But Kirk and I rarely have time alone together to share our thoughts and feelings.  When we do it’s a struggle to leave the stress of caring for our kids and family behind.  I want to relax and enjoy my wonderful husband, but it seems to take work to put the stress to the side.  Our marriage is stronger than it has ever been and I praise the Lord for His grace in that.  It grows as we struggle together through this calling of caring for “hurt children” that the Lord has placed on our family.  Graciously God finds little bits of time to give us rest.

Our two littlest kiddos have a visit with their dad on Wednesday mornings.  We’ve been trying to use that time to have a date.  This past Wednesday was the first time we didn’t have something else that had to happen or somewhere else one of us had to be (car issues, field trips with other kids, etc.).  It was wonderful to have a whole hour to sit together and talk (go ahead and laugh that a “whole hour” seems like a lot these days).  I told him that at any point I felt like all the emotions I’ve been bottling up were going to come out in waves of tears.  I managed to hold them in at that moment, sitting in the window of Einstein Bagels…I’m not a huge fan of crying in public.

Instead we went home and greeted our cheerful littles and moved on with lunch and naps.  Then the mad rush to clean the house before our foster licensing worker came to visit and ask how we’re doing with having five kids.  Any major changes in your life?  Sign this, date that.  Have you done any more training hours?

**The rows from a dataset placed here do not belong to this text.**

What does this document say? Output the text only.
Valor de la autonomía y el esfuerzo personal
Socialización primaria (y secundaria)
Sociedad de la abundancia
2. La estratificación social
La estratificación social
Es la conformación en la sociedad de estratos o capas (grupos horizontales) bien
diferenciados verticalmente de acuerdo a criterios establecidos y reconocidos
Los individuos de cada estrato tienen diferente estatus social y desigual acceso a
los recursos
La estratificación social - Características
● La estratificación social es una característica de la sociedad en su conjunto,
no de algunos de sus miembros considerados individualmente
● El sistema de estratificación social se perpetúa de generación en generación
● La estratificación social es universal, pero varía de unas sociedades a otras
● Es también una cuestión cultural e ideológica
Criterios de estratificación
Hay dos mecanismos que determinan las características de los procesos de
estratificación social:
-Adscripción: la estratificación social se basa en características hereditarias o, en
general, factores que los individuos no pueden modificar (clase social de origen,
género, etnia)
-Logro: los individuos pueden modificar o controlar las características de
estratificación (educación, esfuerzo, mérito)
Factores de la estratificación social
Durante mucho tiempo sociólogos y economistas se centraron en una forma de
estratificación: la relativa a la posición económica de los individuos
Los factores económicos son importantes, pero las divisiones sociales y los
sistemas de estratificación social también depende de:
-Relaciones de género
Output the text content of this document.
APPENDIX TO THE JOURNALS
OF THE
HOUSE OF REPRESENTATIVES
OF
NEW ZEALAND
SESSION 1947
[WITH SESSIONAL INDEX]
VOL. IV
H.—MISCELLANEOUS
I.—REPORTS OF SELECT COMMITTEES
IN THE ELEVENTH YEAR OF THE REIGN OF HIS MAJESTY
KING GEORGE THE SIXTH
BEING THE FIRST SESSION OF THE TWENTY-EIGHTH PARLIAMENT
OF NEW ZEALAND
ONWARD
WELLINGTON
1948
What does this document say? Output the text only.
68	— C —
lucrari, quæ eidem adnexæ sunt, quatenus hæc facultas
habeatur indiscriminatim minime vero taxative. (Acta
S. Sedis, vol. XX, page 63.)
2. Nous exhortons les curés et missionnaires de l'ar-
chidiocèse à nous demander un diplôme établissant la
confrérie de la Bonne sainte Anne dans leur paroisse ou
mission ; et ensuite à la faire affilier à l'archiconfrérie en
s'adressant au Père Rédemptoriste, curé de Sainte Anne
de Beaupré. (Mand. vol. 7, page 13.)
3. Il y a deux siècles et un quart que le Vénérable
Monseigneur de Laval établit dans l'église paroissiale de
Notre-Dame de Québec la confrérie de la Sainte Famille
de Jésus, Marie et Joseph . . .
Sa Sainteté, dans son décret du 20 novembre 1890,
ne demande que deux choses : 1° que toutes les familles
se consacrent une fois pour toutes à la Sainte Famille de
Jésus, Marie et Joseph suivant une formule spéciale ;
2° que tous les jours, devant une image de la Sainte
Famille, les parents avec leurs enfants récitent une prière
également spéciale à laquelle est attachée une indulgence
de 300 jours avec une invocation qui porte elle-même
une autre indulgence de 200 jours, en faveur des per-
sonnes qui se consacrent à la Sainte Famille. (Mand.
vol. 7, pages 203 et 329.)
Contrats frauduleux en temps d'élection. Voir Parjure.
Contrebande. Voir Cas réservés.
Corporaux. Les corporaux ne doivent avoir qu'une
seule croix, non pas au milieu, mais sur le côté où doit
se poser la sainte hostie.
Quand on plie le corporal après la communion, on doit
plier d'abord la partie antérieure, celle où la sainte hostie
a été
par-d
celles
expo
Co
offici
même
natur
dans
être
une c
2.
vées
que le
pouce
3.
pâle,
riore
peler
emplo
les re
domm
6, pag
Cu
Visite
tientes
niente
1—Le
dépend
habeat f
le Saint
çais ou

Then we moved on to our next topic of conversation: Adoption Subsidy Paperwork!!!!  That’s right, we’re getting to keep Little D.  It’s been a bit of a crazy journey over the past 15 months with several unexpected turns of events.  We’ve desperately wanted to keep him forever and things just kept coming up…and God kept showing up and saying, “Nope, he’s supposed to be a Ward forever.”  (There’s always still a small chance that something else crazy could happen but my mustard seed sized faith is resting in God’s sovereignty over his life.)  Strangely we found out that we’d get to keep him right in the midst of some of his worst behavioral regressions.  It’s very sobering to accept the calling to have a kid when you are in the midst of dealing with their rages and aggression and anger.  It’s so much easier to say “yes” to the little baby bundles that sleep all day and just want to be snuggled.  But there is a confidence in the Lord that has caused us to never waver in our commitment to being D’s family forever, even though we know his struggles so intimately.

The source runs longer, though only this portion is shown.